I'm not doubting that you're a good person and that you hold noble standards - as do I. I'm realistic though and I know that the vast majority of people out there have variable standards for everything they do when convenience allows. Given the opportunity, they will sink to the lowest possible denominator.
Thats the NT population. I am evolved. I go out of my way to help other people even to my own detriment at times because its the right thing to do. My concept of right (order, predictability, fairness, stability) , wrong ( chaos, unpredictability, unfairness, instability) is fairly well developed. Its not based on religious beliefs its motivated by my autistic tendencies.

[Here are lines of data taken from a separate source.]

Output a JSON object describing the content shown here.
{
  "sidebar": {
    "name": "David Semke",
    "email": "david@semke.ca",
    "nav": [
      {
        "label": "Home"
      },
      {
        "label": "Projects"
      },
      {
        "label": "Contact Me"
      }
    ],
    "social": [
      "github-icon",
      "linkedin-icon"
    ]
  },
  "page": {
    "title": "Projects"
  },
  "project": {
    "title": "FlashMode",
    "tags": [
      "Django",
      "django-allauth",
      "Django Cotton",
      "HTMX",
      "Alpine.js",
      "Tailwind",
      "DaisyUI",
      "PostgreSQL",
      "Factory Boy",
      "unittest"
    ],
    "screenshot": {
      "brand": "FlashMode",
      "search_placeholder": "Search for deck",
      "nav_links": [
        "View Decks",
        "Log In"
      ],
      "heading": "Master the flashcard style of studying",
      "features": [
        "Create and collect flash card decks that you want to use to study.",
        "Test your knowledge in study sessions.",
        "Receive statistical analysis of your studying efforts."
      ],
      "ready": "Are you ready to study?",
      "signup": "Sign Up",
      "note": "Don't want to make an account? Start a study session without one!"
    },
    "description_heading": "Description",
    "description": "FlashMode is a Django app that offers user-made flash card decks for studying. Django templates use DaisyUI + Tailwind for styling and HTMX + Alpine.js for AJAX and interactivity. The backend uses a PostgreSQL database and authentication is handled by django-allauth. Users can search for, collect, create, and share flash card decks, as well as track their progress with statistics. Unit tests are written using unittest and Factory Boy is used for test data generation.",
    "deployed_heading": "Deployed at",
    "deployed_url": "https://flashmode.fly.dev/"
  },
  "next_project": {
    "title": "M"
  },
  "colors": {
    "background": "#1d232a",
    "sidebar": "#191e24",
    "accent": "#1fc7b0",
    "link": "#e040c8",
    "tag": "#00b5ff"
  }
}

We create our own purpose there is no predefined purpose. We can survive without sex no problem, we can die without food and drink not if we have sex. Its not us who wants to procreate its our DNA , thats a biological process that can malfunction so that we don't have that desire (so what purpose is that really, its just biology, science, not purpose ) but we can still have purpose that we define for ourselves. You are sounding like a NT person that's a key way that they think i.e. grab all we can for ourselves and screw everyone else.